Il y a dix ans, le monde s’inquiétait de la situation en Slovaquie. Le gouvernement dirigé par l’autocratique Vladimir Meiar était considéré comme autoritaire et corrompu et le pays restait hermétiquement fermé aux investissements étrangers. La Slovaquie semblait suivre la même direction que la Biélorussie : Bruxelles avait alors réagi en écartant temporairement Bratislava des négociations d’adhésion à l’Union européenne.

Depuis, de significatifs changements politiques et économiques ont été entrepris et ont modifié l’image du pays. Les choses ont commencé à changer en 1998 avec l’élection d’une coalition réformiste dirigée par Mikuláš Dzurinda. Ils ont en fait sorti le pays du « trou noir » où l’avait emmené Meiar. La confirmation de Dzurinda aux manettes du pays lors des élections d’octobre 2002 a entraîné le gouvernement slovaque à passer à la vitesse supérieure dans les réformes. Le rythme n’a depuis pas été ralenti.

Les réactions face aux réformes

Après les forts succès économiques du pays, incluant la réforme des systèmes de retraites et de prélèvements ainsi que de fortes incitations pour les investisseurs étrangers, la cote de Dzurinda dans les autres pays ne pourrait pas être plus haute.
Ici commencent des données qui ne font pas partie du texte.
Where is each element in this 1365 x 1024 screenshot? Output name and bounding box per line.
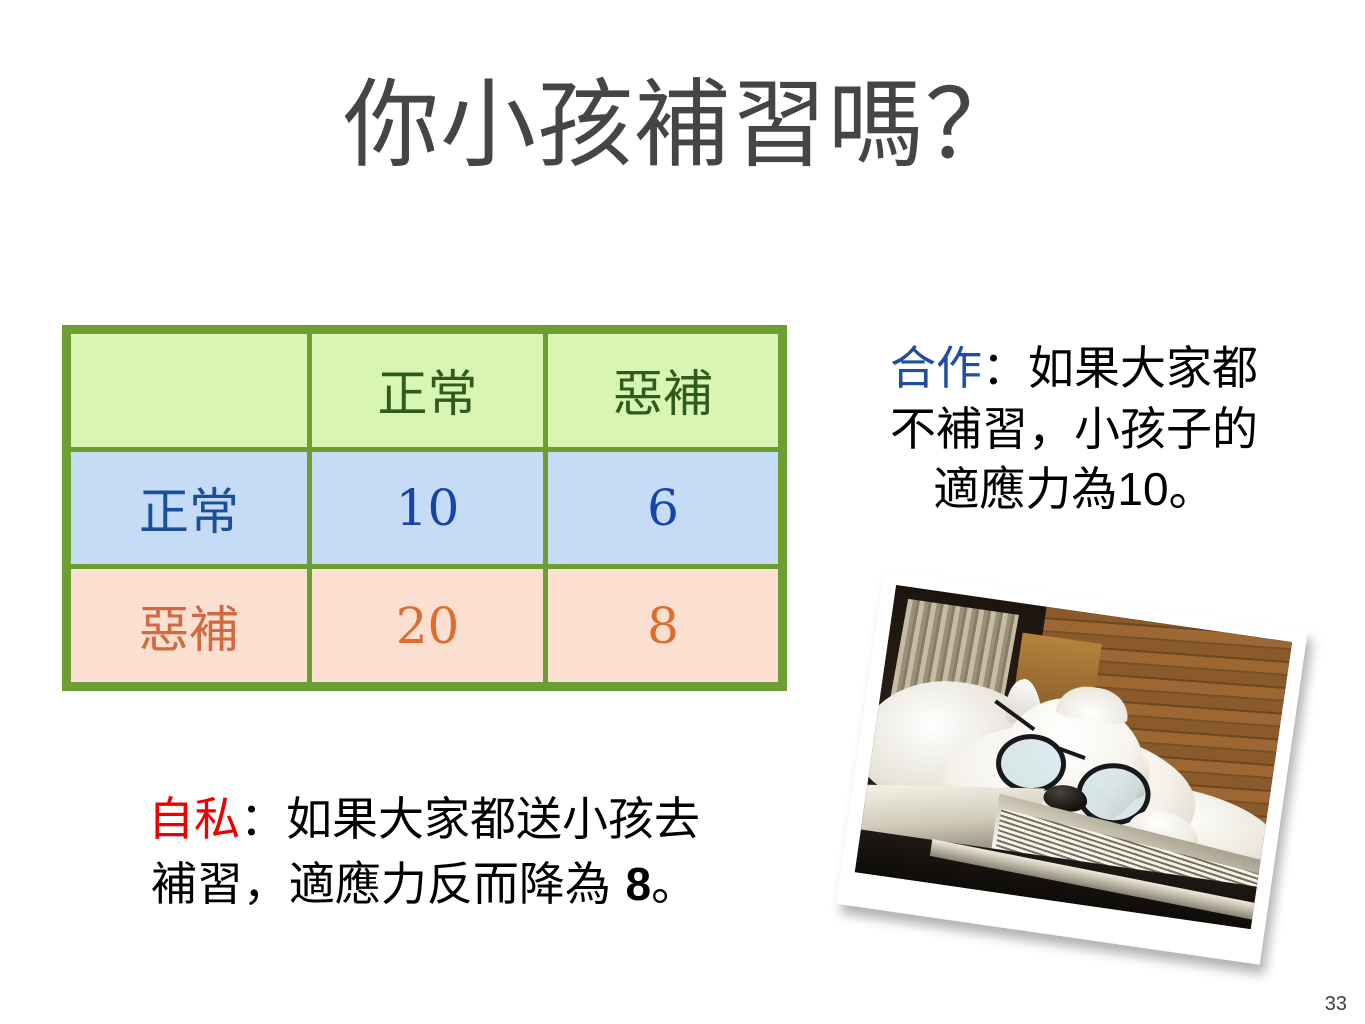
photo-image-area xyxy=(855,585,1292,929)
table-col-header-normal: 正常 xyxy=(310,330,546,450)
slide-canvas: 你小孩補習嗎？ 正常 惡補 正常 10 6 惡補 20 8 xyxy=(0,0,1365,1024)
table-row-header-cram: 惡補 xyxy=(67,567,310,687)
page-title: 你小孩補習嗎？ xyxy=(0,70,1365,180)
table-col-header-cram: 惡補 xyxy=(546,330,783,450)
cooperation-separator: ： xyxy=(982,341,1028,395)
cooperation-line3-after: 。 xyxy=(1169,462,1215,516)
selfish-note: 自私：如果大家都送小孩去 補習，適應力反而降為 8。 xyxy=(74,787,774,918)
page-number: 33 xyxy=(1325,993,1347,1016)
cooperation-note: 合作：如果大家都 不補習，小孩子的 適應力為10。 xyxy=(826,338,1322,520)
cooperation-line3-number: 10 xyxy=(1117,463,1168,515)
table-header-row: 正常 惡補 xyxy=(67,330,783,450)
selfish-line2-number: 8 xyxy=(626,858,652,910)
payoff-matrix-table: 正常 惡補 正常 10 6 惡補 20 8 xyxy=(62,325,787,691)
selfish-separator: ： xyxy=(240,792,286,846)
table-cell-cram-cram: 8 xyxy=(546,567,783,687)
table-row: 惡補 20 8 xyxy=(67,567,783,687)
selfish-highlight: 自私 xyxy=(148,792,240,846)
selfish-line2-before: 補習，適應力反而降為 xyxy=(151,857,626,911)
table-corner-cell xyxy=(67,330,310,450)
selfish-line1-rest: 如果大家都送小孩去 xyxy=(286,792,700,846)
cooperation-line3-before: 適應力為 xyxy=(933,462,1117,516)
dog-reading-book-photo xyxy=(836,569,1308,965)
cooperation-line2: 不補習，小孩子的 xyxy=(890,402,1258,456)
table-cell-cram-normal: 20 xyxy=(310,567,546,687)
selfish-line2-after: 。 xyxy=(651,857,697,911)
table-cell-normal-normal: 10 xyxy=(310,449,546,567)
table-cell-normal-cram: 6 xyxy=(546,449,783,567)
cooperation-line1-rest: 如果大家都 xyxy=(1028,341,1258,395)
table-row-header-normal: 正常 xyxy=(67,449,310,567)
table-row: 正常 10 6 xyxy=(67,449,783,567)
cooperation-highlight: 合作 xyxy=(890,341,982,395)
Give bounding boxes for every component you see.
L’homme qui a su mener à bien ces ambitieux changements en si peu de temps n’est certainement pas étranger à deux phénomènes : l’invitation de l’OTAN à la Slovaquie de rejoindre l’organisation en 2004 ainsi que les massifs investissements étrangers réalisés dans le pays ces dernières années.

De nombreux Slovaques affirment pourtant être mécontents de la manière dont les choses ont évolué. Le taux de chômage demeure élevé dans les régions du centre et de l’est du pays, dépassant souvent les 20%. Les coupes dans les aides sociales ont touché une majorité de citoyens : réductions d’allocations, diminution du plafonds des retraites et participation financières obligatoire lors des visites chez le médecin n’ont pas plu à tout le monde. Le Slovaque moyen en a assez des réformes, surtout lorsque la plupart semblent profiter aux riches, plus particulièrement le taux unique de 19% appliqué à la TVA et à l’impôt sur le revenu. Beaucoup pensent que le résultat ne vaut pas les sacrifices qu’ils font quotidiennement.

Deux pas en avant, un pas en arrière ?

Le gouvernement de droite actuel se prépare à perdre les élections au profit des partis de gauche. Selon toute probabilité, les résultats de samedi 17 juin vont signifier la fin de l’ère Dzurinda. Cela signifiera-t-il la fin des bouleversements qui ont tiré la Slovaquie vers ses succès politiques et économiques actuels ? Peu probable.

Bien que les réformes difficiles ne soient pas populaires, une majorité de Slovaques les jugent nécessaires. Beaucoup aimeraient ralentir le processus, mais pas l’inverser. Aussi, les partis qui vont former la prochaine coalition gouvernementale vont se modérer entre eux afin de limiter les principales politiques déjà en place. L’impôt à taux unique à 19%, par exemple, peut bien ne pas être populaire à gauche, la plupart des partis en position d’entrer au gouvernement ne souhaitent pas y toucher. Des changements vont certainement suivre ces élections, mais grâce à la bonne gouvernance réalisée ces huit dernières années, il y a peu de craintes que la Slovaquie se détourne de la route du succès.